Nuestra época será recordada por muchas cosas espléndidas, pero también por haber inventado la comida rápida o el bocadillo solitario para el descanso a la hora del almuerzo. Todos conocemos la gran diferencia que existe, en términos de alegría y calidad de vida, entre una comida compartida con amigos o compañeros y una comida en solitario. Cuando comemos con un buen amigo o compañero, además de calorías “comemos” bienes relacionales que nos alimentan tanto o más que la comida y además mejoran nuestro trabajo, nuestra vida y nuestra salud (lo dicen los datos). El exceso de bocadillos solitarios es una señal de que nuestro modelo económico no es sostenible.

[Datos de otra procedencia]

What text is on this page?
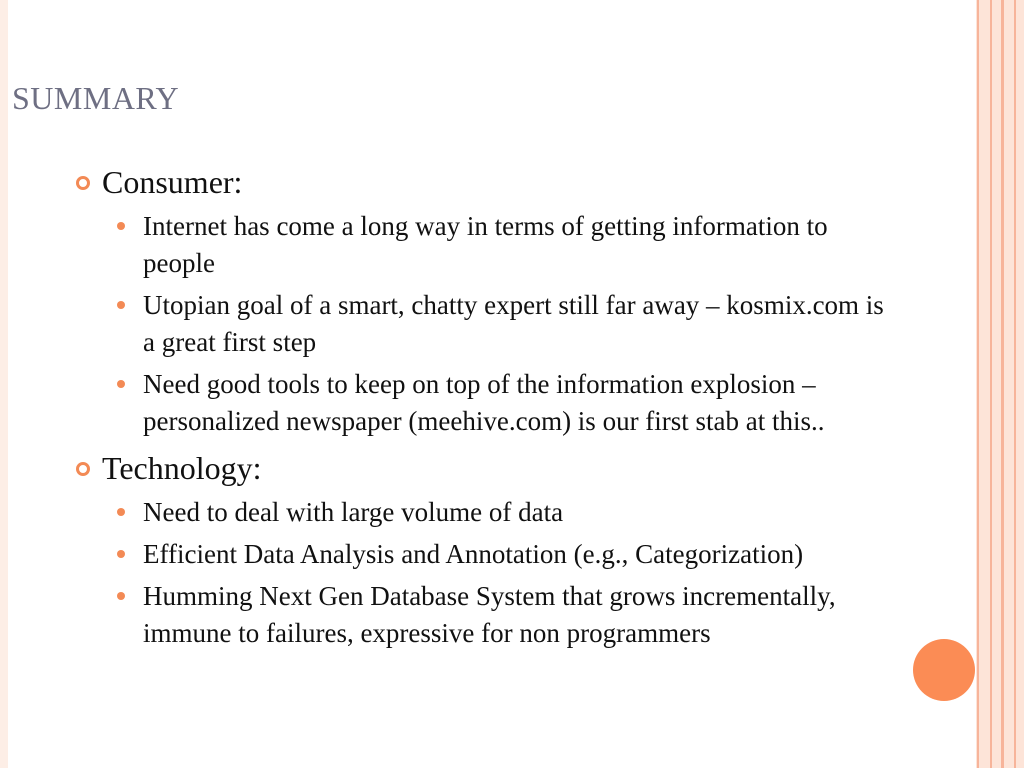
SUMMARY
Consumer:
Internet has come a long way in terms of getting information to people
Utopian goal of a smart, chatty expert still far away – kosmix.com is a great first step
Need good tools to keep on top of the information explosion – personalized newspaper (meehive.com) is our first stab at this..
Technology:
Need to deal with large volume of data
Efficient Data Analysis and Annotation (e.g., Categorization)
Humming Next Gen Database System that grows incrementally, immune to failures, expressive for non programmers
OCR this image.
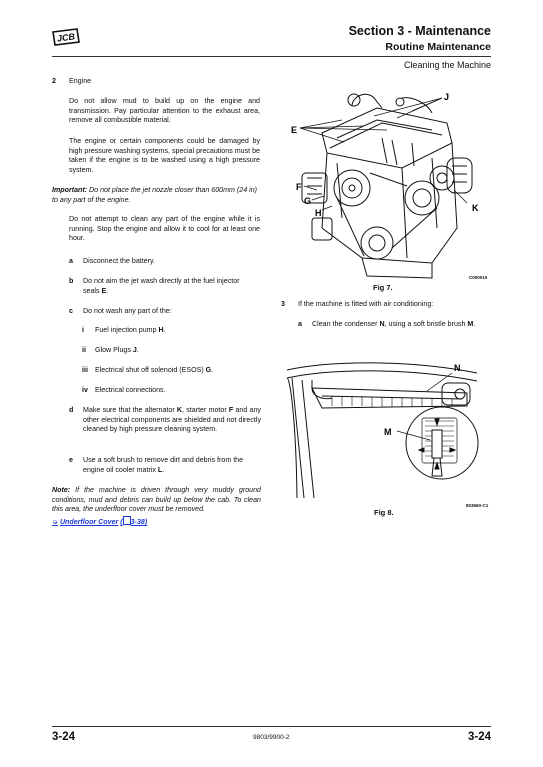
JCB	Section 3 - Maintenance
Routine Maintenance
Cleaning the Machine
2 Engine
Do not allow mud to build up on the engine and transmission. Pay particular attention to the exhaust area, remove all combustible material.
The engine or certain components could be damaged by high pressure washing systems, special precautions must be taken if the engine is to be washed using a high pressure system.
Important: Do not place the jet nozzle closer than 600mm (24 in) to any part of the engine.
Do not attempt to clean any part of the engine while it is running. Stop the engine and allow it to cool for at least one hour.
a Disconnect the battery.
b Do not aim the jet wash directly at the fuel injector seals E.
c Do not wash any part of the:
i Fuel injection pump H.
ii Glow Plugs J.
iii Electrical shut off solenoid (ESOS) G.
iv Electrical connections.
d Make sure that the alternator K, starter motor F and any other electrical components are shielded and not directly cleaned by high pressure cleaning system.
e Use a soft brush to remove dirt and debris from the engine oil cooler matrix L.
Note: If the machine is driven through very muddy ground conditions, mud and debris can build up below the cab. To clean this area, the underfloor cover must be removed.
➭ Underfloor Cover ( 3-38)
E
J
F
G
H	K
C000010
Fig 7.
3 If the machine is fitted with air conditioning:
a Clean the condenser N, using a soft bristle brush M.
N
M
803660-C1
Fig 8.
3-24	9803/9900-2	3-24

En los actos verdaderamente importantes, las palabras humanas son esenciales pero no son suficientes. Queremos oír hablar a la naturaleza, al cielo, a los antepasados, a los ángeles, a la tierra toda. Cuando detrás de un contrato hay cosas verdaderamente importantes (una nueva escuela, un hospital…) un brindis no basta. He conocido empresarios civiles y cooperadores que cuando contratan a un nuevo trabajador le invitan a cenar y durante esa cena le entregan la historia de la empresa, sus valores originales, y así el pacto fundacional revive y se amplía. No podemos ser compañeros de viaje sin el cum-panis, sin el pan compartido.

Los contratos que producen vida buena y duran en el tiempo van precedidos o seguidos de pactos. Una empresa que haya nacido sólo de contratos, o bien se convierte también en pacto (muchas veces tras superar una crisis) o muere. En la sociedad tradicional, los pactos estaban implícitos en las comunidades de las que los contratos de las empresas y de las cooperativas eran expresión; empresas y familias que, no por casualidad, nacían de una pertenencia familiar, política o espiritual común. También nuestra democracia y nuestras instituciones han nacido de pactos que brotaron de las lágrimas y la sangre de guerras y dictaduras. Por este motivo los contratos que generaron aquellos pactos han sido fuertes y buenos y nos hacen vivir todavía hoy.

¿Pero dónde estamos fundamentando hoy los nuevos contratos, los nuevos bancos, los nuevos partidos, las nuevas empresas? ¿Dónde están nuestros pactos, nuestros símbolos, nuestras estelas, nuestros cum-panis? ¿Hasta cuándo nos conformaremos con tener por “testigos” a las hipotecas y a los abogados? Esta “falta de fundamento” es la razón más profunda de tantas crisis de nuestro tiempo. Nuestra generación sigue apoyando sus pactos sobre un patrimonio ético, espiritual y simbólico construido durante siglos de civilización. Pero lo estamos agotando. Si queremos empezar a regenerarlo, tenemos que volver a fundar simbólicamente nuestras relaciones y aprender de nuevo a compartir el pan bueno.

Después de aquel pacto y de aquella comida de paz, a Jacob “le salieron al encuentro los ángeles de Dios".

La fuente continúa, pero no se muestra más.